Recientemente y coincidiendo con la noche abierta de la moda de Madrid, Vogue Fashion´snightout, la revista de moda por excelencia dispuso en la plenitud de la milla de oro de Serrano, el retrato de una joven modelo con la gorra, collar y pañuelo de montehermoseña. Una imagen compartida en redes sociales y que no ha dejado indiferente a los viandantes, al combinar la belleza y elegancia del traje típico con la tradición y modernidad de nuestro tiempo.
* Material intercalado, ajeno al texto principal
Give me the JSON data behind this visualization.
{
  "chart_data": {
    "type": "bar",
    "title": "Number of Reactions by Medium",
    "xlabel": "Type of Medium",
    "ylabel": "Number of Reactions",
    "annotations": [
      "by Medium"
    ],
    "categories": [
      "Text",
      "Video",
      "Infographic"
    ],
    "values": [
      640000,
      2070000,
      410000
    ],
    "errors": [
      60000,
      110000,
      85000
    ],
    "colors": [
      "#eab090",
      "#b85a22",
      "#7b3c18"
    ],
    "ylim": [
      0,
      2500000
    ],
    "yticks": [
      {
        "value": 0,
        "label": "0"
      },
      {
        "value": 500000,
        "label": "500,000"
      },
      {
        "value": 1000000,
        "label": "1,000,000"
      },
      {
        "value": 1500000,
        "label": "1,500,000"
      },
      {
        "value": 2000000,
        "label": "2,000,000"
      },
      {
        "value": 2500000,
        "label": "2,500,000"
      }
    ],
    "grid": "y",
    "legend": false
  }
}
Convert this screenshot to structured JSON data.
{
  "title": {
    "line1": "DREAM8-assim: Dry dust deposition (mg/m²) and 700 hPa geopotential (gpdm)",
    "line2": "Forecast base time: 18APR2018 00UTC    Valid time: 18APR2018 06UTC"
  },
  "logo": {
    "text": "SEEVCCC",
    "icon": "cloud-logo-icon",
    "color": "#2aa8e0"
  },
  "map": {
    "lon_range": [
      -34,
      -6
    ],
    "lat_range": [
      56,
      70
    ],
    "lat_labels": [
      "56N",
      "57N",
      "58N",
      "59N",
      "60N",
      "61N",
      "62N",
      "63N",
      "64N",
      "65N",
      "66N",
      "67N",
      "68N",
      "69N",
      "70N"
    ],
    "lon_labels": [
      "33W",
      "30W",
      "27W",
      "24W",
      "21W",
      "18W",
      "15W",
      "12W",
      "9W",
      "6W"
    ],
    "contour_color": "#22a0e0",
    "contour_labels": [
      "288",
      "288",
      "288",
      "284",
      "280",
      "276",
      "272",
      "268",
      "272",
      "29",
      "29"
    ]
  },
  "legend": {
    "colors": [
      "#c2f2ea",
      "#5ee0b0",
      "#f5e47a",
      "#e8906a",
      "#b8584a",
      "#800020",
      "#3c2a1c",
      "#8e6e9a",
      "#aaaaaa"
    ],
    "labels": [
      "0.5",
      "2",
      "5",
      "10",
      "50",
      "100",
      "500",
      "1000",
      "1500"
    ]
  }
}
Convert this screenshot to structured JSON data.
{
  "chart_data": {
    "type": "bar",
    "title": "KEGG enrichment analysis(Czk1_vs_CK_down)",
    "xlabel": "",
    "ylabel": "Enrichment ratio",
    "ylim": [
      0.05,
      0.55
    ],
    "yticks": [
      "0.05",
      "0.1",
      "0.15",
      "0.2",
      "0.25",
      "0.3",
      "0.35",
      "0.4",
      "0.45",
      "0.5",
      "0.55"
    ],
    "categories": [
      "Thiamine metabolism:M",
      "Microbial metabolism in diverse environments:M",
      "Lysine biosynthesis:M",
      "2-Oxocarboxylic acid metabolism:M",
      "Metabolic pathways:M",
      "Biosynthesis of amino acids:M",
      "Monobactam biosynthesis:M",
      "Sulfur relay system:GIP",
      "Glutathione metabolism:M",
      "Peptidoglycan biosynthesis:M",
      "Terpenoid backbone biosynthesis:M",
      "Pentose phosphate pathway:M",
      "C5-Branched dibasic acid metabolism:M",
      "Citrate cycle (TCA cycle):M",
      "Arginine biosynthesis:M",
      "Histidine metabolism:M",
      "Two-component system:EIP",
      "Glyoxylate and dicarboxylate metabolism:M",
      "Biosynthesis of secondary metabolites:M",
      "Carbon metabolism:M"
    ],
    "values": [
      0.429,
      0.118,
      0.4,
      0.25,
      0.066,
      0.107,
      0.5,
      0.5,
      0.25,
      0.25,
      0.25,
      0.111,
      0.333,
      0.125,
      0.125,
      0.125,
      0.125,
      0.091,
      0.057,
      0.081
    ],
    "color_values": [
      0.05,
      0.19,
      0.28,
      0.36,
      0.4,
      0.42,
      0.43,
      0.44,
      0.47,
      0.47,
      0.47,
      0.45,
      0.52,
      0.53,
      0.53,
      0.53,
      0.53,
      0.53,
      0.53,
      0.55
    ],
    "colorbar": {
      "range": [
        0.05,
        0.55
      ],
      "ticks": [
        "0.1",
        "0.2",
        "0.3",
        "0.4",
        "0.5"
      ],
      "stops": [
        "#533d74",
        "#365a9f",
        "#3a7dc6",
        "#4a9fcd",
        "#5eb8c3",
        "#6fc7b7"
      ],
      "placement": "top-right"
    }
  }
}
Tradición como la que representan con su baile, los Negritos de San Blas, una Fiesta declarada de Interés Turístico Regional y que habita en una fina película entremezclada con costumbres y leyendas.

Montehermoso es además, un núcleo importante de producción y distribución de la aceituna; es el lugar donde crece un fruto capaz de recorrer la distancia separada entre sus olivos y los mercados de decenas de países de medio mundo. Un producto que se une a la riqueza y aptitud de su huerta de regadío, capaz de dotar de calidad y abastecer durante siglos, el mercado de los Martes de la ciudad de Plasencia.

Lugares encantados como los berrocales graníticos de las Cuevas de las Brujas o el curso acuático subterráneo del paraje de las Potras, aderezan junto al recién estrenado Parque Temático de Extremadura, la belleza de otras postales insignes como el arco de piedra de la Fuente del Ronco o la firmeza consolidada de La Puente del Arroyo Aceituna. Lugares encantados, como el orgullo que siento cada día, de vivir y ver crecer en Montehermoso, a mi mujer y mis dos hijos.